Сержант нахмурился ещё сильнее.
— Похоже, ребята, вам очень весело, — мрачно заметил он.
— Мистер Ридгли? — спросил председатель.
— Итак, Джон О’Даб приберегает свой большой выход Дерринга Дрю для грандиозного финала? Пусть остальные скажут свои мелочи, а затем — бум! — вспыхивает пламя славы. Общий восторг! Ладно, побуду марионеткой, если мне дадут выпить.
— Нет, — терпеливо проговорил Финч.
Ридгли пожал плечами.
— Меня во всём этом заботит только одно. Вы все так беспокоитесь о Стивене Уорре. Ни в одном из ваших решений пока нет ни слова о том, кто стрелял в меня. Я не хочу показаться заносчивым — Ридгли никогда не зазнаются, даже если это Ридгли III, — но я действительно полагаю, что моё дело нужно рассмотреть, даже если я не умер. Покушение на убийство тоже преступление, не так ли, лейтенант? А теперь могу я выпить?
— Да, — ответил Финч, — на ваш первый вопрос. Ответ на второй — всё ещё нет.
— Очень хорошо, — сказал Харрисон Ридгли III. — Тогда я не скажу вам, кто меня застрелил.
Глава 23
— Какого чёрта! — восклицание лейтенанта Финча было самым громким из множества подобных ему, прокатившихся по всей комнате. — Так вы знали и скрывали от нас?

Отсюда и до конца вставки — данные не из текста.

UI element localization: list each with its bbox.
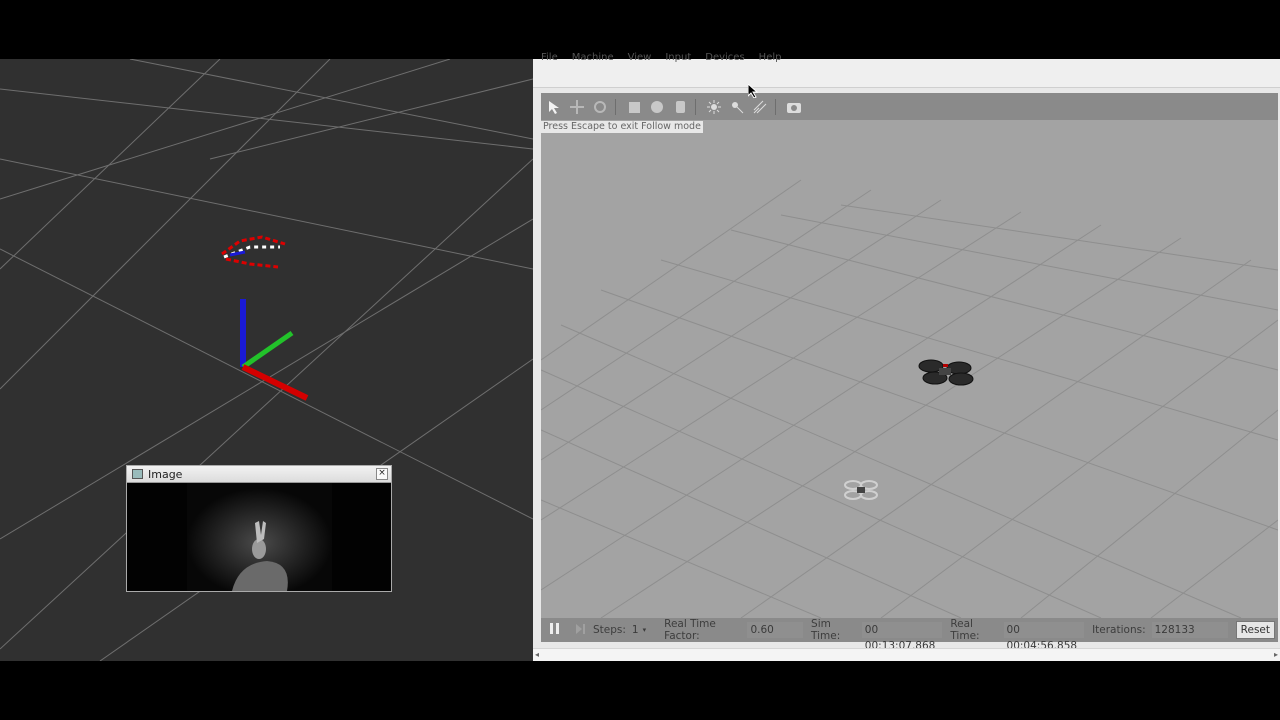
image-window-titlebar[interactable]: Image ×: [127, 466, 391, 483]
scroll-left-icon[interactable]: ◂: [535, 650, 539, 659]
hand-marker: [221, 235, 286, 269]
x-axis: [241, 364, 309, 401]
status-bar: Steps: 1 ▾ Real Time Factor: 0.60 Sim Ti…: [541, 618, 1278, 652]
step-button[interactable]: [575, 623, 587, 638]
gazebo-scene[interactable]: Press Escape to exit Follow mode: [541, 120, 1278, 618]
rtf-label: Real Time Factor:: [664, 618, 716, 642]
translate-tool-icon[interactable]: [567, 97, 587, 117]
menu-file[interactable]: File: [541, 52, 558, 63]
sim-time-value: 00 00:13:07.868: [861, 622, 943, 652]
iterations-value: 128133: [1151, 622, 1228, 638]
menu-help[interactable]: Help: [759, 52, 782, 63]
image-window[interactable]: Image ×: [126, 465, 392, 592]
ground-grid: [541, 179, 1278, 618]
steps-dropdown-icon[interactable]: ▾: [643, 626, 647, 634]
horizontal-scrollbar[interactable]: ◂ ▸: [533, 648, 1280, 661]
box-shape-icon[interactable]: [624, 97, 644, 117]
steps-spinbox[interactable]: 1: [632, 624, 639, 636]
point-light-icon[interactable]: [704, 97, 724, 117]
rotate-tool-icon[interactable]: [590, 97, 610, 117]
drone-model: [918, 359, 974, 386]
rtf-value: 0.60: [747, 622, 804, 638]
scroll-right-icon[interactable]: ▸: [1274, 650, 1278, 659]
toolbar: [541, 93, 1278, 121]
screenshot-camera-icon[interactable]: [784, 97, 804, 117]
menu-machine[interactable]: Machine: [572, 52, 614, 63]
mouse-cursor-icon: [748, 84, 758, 98]
close-icon[interactable]: ×: [376, 468, 388, 480]
gazebo-window: File Machine View Input Devices Help Pre…: [533, 52, 1280, 661]
y-axis: [241, 330, 294, 370]
cylinder-shape-icon[interactable]: [670, 97, 690, 117]
sphere-shape-icon[interactable]: [647, 97, 667, 117]
pause-button[interactable]: [549, 622, 561, 638]
iterations-label: Iterations:: [1092, 624, 1146, 636]
real-time-label: Real Time:: [950, 618, 980, 642]
menu-input[interactable]: Input: [665, 52, 691, 63]
sim-time-label: Sim Time:: [811, 618, 841, 642]
directional-light-icon[interactable]: [750, 97, 770, 117]
select-tool-icon[interactable]: [544, 97, 564, 117]
camera-feed: [127, 483, 391, 591]
image-window-title: Image: [148, 467, 183, 481]
target-drone-marker: [844, 480, 878, 500]
window-icon: [132, 469, 143, 479]
menu-devices[interactable]: Devices: [705, 52, 744, 63]
steps-label: Steps:: [593, 624, 626, 636]
menubar: File Machine View Input Devices Help: [533, 52, 1280, 88]
spot-light-icon[interactable]: [727, 97, 747, 117]
follow-mode-hint: Press Escape to exit Follow mode: [541, 121, 703, 133]
real-time-value: 00 00:04:56.858: [1003, 622, 1085, 652]
menu-view[interactable]: View: [628, 52, 652, 63]
reset-button[interactable]: Reset: [1235, 621, 1276, 639]
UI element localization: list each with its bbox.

Очнитесь, Ридгли.
— За одну маленькую рюмочку. Не очень маленькую.
— Вы расскажете нам без всяких условий, иначе понесёте ответственность как сообщник, — сказал Финч с изящным пренебрежением к более точным нюансам закона.
— Дай ему выпить, Герман, — настаивал Джексон. — Это не убьёт его.
— Хорошо, — хмыкнул Финч. — Мисс О’Брин, налейте ему, пожалуйста. Итак, Ридгли, кого вы узнали?
Ридгли допил рюмку и задумчиво посмотрел на бутылку.
— Никого, лейтенант, — улыбнулся он.
— Но вы сказали…
— Я сказал, что сообщу вам, кто стрелял в меня. Я так и сделаю; но реконструкцией, а не опознанием. Слушайте, дети мои: вчера вечером, когда в меня стреляли, в доме было лишь пятеро, помимо меня, человек: миссис Хадсон, Эванс, Боттомли, сержант Ватсон и лейтенант Финч. Мы можем вычеркнуть вас, лейтенант, а вместе с вами и нашего дорогого, пусть и несколько элементарного, Ватсона; и, несмотря на поразительные выводы доктора Боттомли, я отказываюсь всерьёз рассматривать миссис Хадсон персонажем этой драмы. Хотя у меня мог быть какой-то мотив напасть на Эванса за его абсурдное обвинение в сестроубийстве (в то время я полагал это его собственным изобретением; теперь я понимаю, что это была часть маленькой игры Уорра), у него не было ни малейшей причины пытаться убить меня. И остаётся… ну, джентльмены, все хором! Кто остаётся? Именно — доктор Руфус Боттомли.
— Очень изящно, — скептически заметил Финч. — Не считая того, что и у него не было ни малейшей причины.
— Нет? Вы видели, как фанатично он воспринимает трагедию Энн Ларсен. В моём уорбертоновском приключении я близко подобрался к истину об этой трагедии, хуже того, я высмеял её и превознёс собственные, используя термин доктора, сатирианские мысли об этой прекрасной девице. Я был виновен в святотатстве по отношению к его возлюбленной.
На мгновение доктор Боттомли вспыхнул прежним духом.